From the Guidelines
Portal sinus venous disorder, also known as portal vein thrombosis (PVT), should be treated with immediate anticoagulation using low molecular weight heparin (LMWH) in the absence of major contraindications to anticoagulation. This approach is based on the recommendations from the European Association for the Study of the Liver (EASL) clinical practice guidelines for vascular diseases of the liver 1. The guidelines suggest that anticoagulation therapy should be initiated as soon as possible, with LMWH being the preferred initial treatment, and oral anticoagulants such as warfarin or direct oral anticoagulants (DOACs) being used for long-term anticoagulant treatment.
Key Recommendations
- Initiate immediate anticoagulation with LMWH in the absence of major contraindications to anticoagulation 1
- Use Doppler ultrasound as the first line investigation for acute PVT, and CT for diagnostic confirmation and assessment of extension 1
- Establish or rule out underlying cirrhosis or obliterative portal venopathy 1
- Consider intestinal infarction in patients with persisting severe abdominal pain, rectal bleeding, moderate or massive ascites, or multiorgan dysfunction 1
- Screen for gastroesophageal varices in unrecanalised patients 1
Treatment Duration and Monitoring
- Anticoagulation therapy should be given for at least 6 months 1
- Perform a CT scan to assess recanalisation of the portal venous system at 6-12 months follow-up 1
- Regular ultrasound monitoring is essential to assess recanalization
- Lifestyle modifications include avoiding alcohol, maintaining hydration, and prompt treatment of infections
Complications and Management
- Complications include portal hypertension, esophageal varices, and ascites, which require specific management
- Patients should be evaluated for underlying liver disease, prothrombotic disorders, or abdominal inflammation
- Early diagnosis and treatment are crucial to prevent progression to chronic portal hypertension and its complications 1
From the Research
Portal Sinus Venous Disorder
- Portal sinus venous disorder, also known as cerebral sinus venous thrombosis (CSVT), is a relatively rare neurological condition that can be potentially fatal 2.
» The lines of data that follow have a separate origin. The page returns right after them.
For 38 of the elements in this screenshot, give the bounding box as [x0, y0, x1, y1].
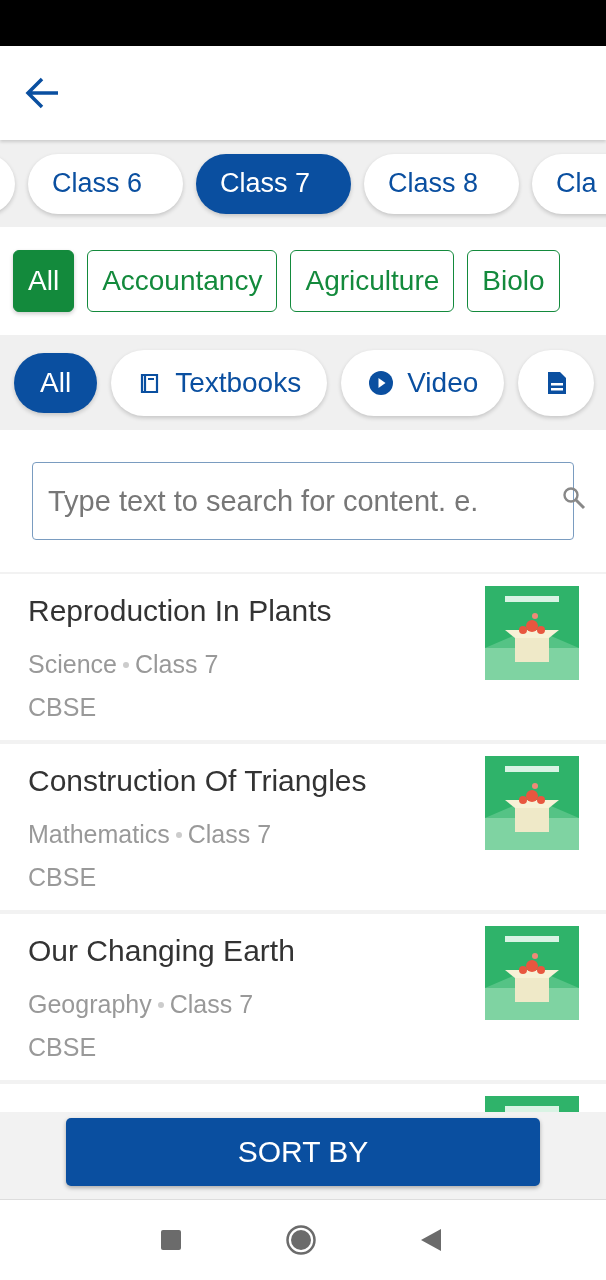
content-card[interactable]: Construction Of Triangles Mathematics Class 7 CBSE	[0, 744, 606, 910]
content-type-chip[interactable]: All	[14, 352, 98, 413]
class-chip[interactable]: Cla	[532, 153, 606, 214]
search-field[interactable]: Type text to search for content. e.	[32, 462, 574, 540]
subject-label: Science	[28, 650, 117, 679]
document-icon	[546, 369, 569, 396]
back-arrow-icon[interactable]	[24, 75, 60, 111]
content-title: Construction Of Triangles	[28, 764, 367, 798]
home-icon[interactable]	[286, 1225, 316, 1255]
back-icon[interactable]	[421, 1229, 441, 1251]
board-label: CBSE	[28, 693, 98, 722]
content-card[interactable]: Reproduction In Plants Science Class 7 CBSE	[0, 574, 606, 740]
subject-chip[interactable]: Biolo	[467, 250, 560, 312]
subject-chip[interactable]: Agriculture	[290, 250, 455, 312]
separator-dot	[157, 1001, 164, 1008]
subject-chip[interactable]: All	[13, 250, 75, 312]
class-chip[interactable]: Class 8	[364, 153, 519, 214]
subject-chip[interactable]: Accountancy	[87, 250, 278, 312]
class-chip[interactable]: Class 6	[28, 153, 183, 214]
board-label: CBSE	[28, 863, 98, 892]
content-card[interactable]: Our Changing Earth Geography Class 7 CBSE	[0, 914, 606, 1080]
content-type-chip[interactable]: Video	[341, 349, 505, 416]
subject-label: Mathematics	[28, 820, 170, 849]
separator-dot	[122, 661, 129, 668]
subject-label: Geography	[28, 990, 152, 1019]
class-label: Class 7	[187, 820, 272, 849]
content-title: Our Changing Earth	[28, 934, 295, 968]
content-type-chip[interactable]: Textbooks	[111, 349, 328, 416]
search-icon[interactable]	[562, 486, 586, 510]
sort-by-button[interactable]: SORT BY	[66, 1118, 540, 1186]
class-chip[interactable]: Class 7	[196, 153, 351, 214]
content-title: Reproduction In Plants	[28, 594, 332, 628]
content-type-chip[interactable]	[518, 349, 595, 416]
board-label: CBSE	[28, 1033, 98, 1062]
play-icon	[369, 370, 394, 395]
separator-dot	[175, 831, 182, 838]
class-label: Class 7	[169, 990, 254, 1019]
class-label: Class 7	[134, 650, 219, 679]
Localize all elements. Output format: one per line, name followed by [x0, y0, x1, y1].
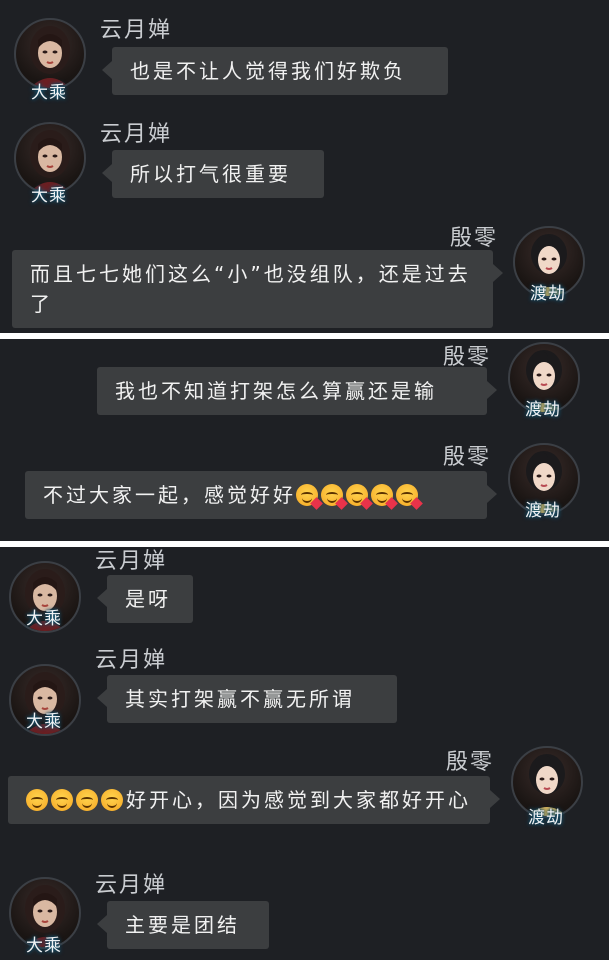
rank-label: 大乘: [31, 83, 67, 103]
chat-panel-3: 大乘 云月婵 是呀 大乘 云月婵 其实打架赢不赢无所谓 殷零 渡劫 好开心，因为…: [0, 547, 609, 960]
message-bubble[interactable]: 其实打架赢不赢无所谓: [97, 675, 397, 723]
smiling-face-with-hearts-icon: [101, 789, 123, 811]
smiling-face-with-hearts-icon: [346, 484, 373, 510]
sender-name: 云月婵: [95, 873, 168, 898]
message-text: 而且七七她们这么“小”也没组队，还是过去了: [30, 262, 471, 316]
sender-name: 殷零: [450, 226, 499, 251]
smiling-face-with-hearts-icon: [26, 789, 48, 811]
rank-label: 渡劫: [525, 501, 561, 521]
message-text: 不过大家一起，感觉好好: [43, 483, 296, 507]
message-text: 我也不知道打架怎么算赢还是输: [115, 379, 437, 403]
message-text: 是呀: [125, 587, 171, 611]
message-bubble[interactable]: 所以打气很重要: [102, 150, 324, 198]
rank-label: 渡劫: [530, 284, 566, 304]
message-bubble[interactable]: 我也不知道打架怎么算赢还是输: [97, 367, 497, 415]
message-bubble[interactable]: 好开心，因为感觉到大家都好开心: [8, 776, 500, 824]
smiling-face-with-hearts-icon: [296, 484, 323, 510]
sender-name: 云月婵: [100, 18, 173, 43]
message-bubble[interactable]: 也是不让人觉得我们好欺负: [102, 47, 448, 95]
rank-label: 大乘: [26, 712, 62, 732]
sender-name: 云月婵: [95, 648, 168, 673]
message-text: 好开心，因为感觉到大家都好开心: [126, 788, 471, 812]
smiling-face-with-hearts-icon: [76, 789, 98, 811]
smiling-face-with-hearts-icon: [371, 484, 398, 510]
rank-label: 大乘: [31, 186, 67, 206]
message-text: 也是不让人觉得我们好欺负: [130, 59, 406, 83]
smiling-face-with-hearts-icon: [396, 484, 423, 510]
sender-name: 云月婵: [95, 549, 168, 574]
rank-label: 大乘: [26, 609, 62, 629]
message-text: 主要是团结: [125, 913, 240, 937]
rank-label: 渡劫: [528, 808, 564, 828]
message-bubble[interactable]: 是呀: [97, 575, 193, 623]
smiling-face-with-hearts-icon: [321, 484, 348, 510]
message-text: 所以打气很重要: [130, 162, 291, 186]
chat-panel-2: 殷零 渡劫 我也不知道打架怎么算赢还是输 殷零 渡劫 不过大家一起，感觉好好: [0, 339, 609, 541]
message-bubble[interactable]: 而且七七她们这么“小”也没组队，还是过去了: [12, 250, 503, 328]
message-text: 其实打架赢不赢无所谓: [125, 687, 355, 711]
rank-label: 渡劫: [525, 400, 561, 420]
smiling-face-with-hearts-icon: [51, 789, 73, 811]
sender-name: 殷零: [443, 445, 492, 470]
sender-name: 云月婵: [100, 122, 173, 147]
rank-label: 大乘: [26, 936, 62, 956]
message-bubble[interactable]: 不过大家一起，感觉好好: [25, 471, 497, 519]
sender-name: 殷零: [446, 750, 495, 775]
message-bubble[interactable]: 主要是团结: [97, 901, 269, 949]
chat-panel-1: 大乘 云月婵 也是不让人觉得我们好欺负 大乘 云月婵 所以打气很重要 殷零 渡劫…: [0, 0, 609, 333]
- The condition is characterized by the formation of a blood clot in the cerebral sinuses, which can lead to increased intracranial pressure, cerebral edema, and even death 3.
- The diagnosis of CSVT is often made using magnetic resonance imaging (MRI) with magnetic resonance venogram (MRV), which is considered the gold standard for diagnosis 2.
Causes and Risk Factors
- The causes of portal sinus venous disorder are multifactorial, and can include hypercoagulable states, trauma, infection, and certain medical conditions such as liver cirrhosis and hepatic or pancreatic malignancy 4, 5.
- Porto-sinusoidal vascular disease (PSVD) is a novel clinical entity characterized by typical histological changes with or without portal hypertension (PH) in the absence of cirrhosis, and has been proposed as a distinct clinical entity 5, 6.
Treatment and Management
- Anticoagulation with heparin or low-molecular-weight heparin is the mainstay of treatment for CSVT, and endovascular management is indicated for those cases with severe symptoms or worsening of symptoms despite anticoagulation therapy 3, 2.
- Thrombectomy and thrombolytic therapy may also be used in certain cases, and the choice of treatment depends on the individual patient's condition and the severity of the disorder 3, 4.
- Early diagnosis and treatment are crucial in reducing morbidity and mortality, and improving outcomes in patients with portal sinus venous disorder 2.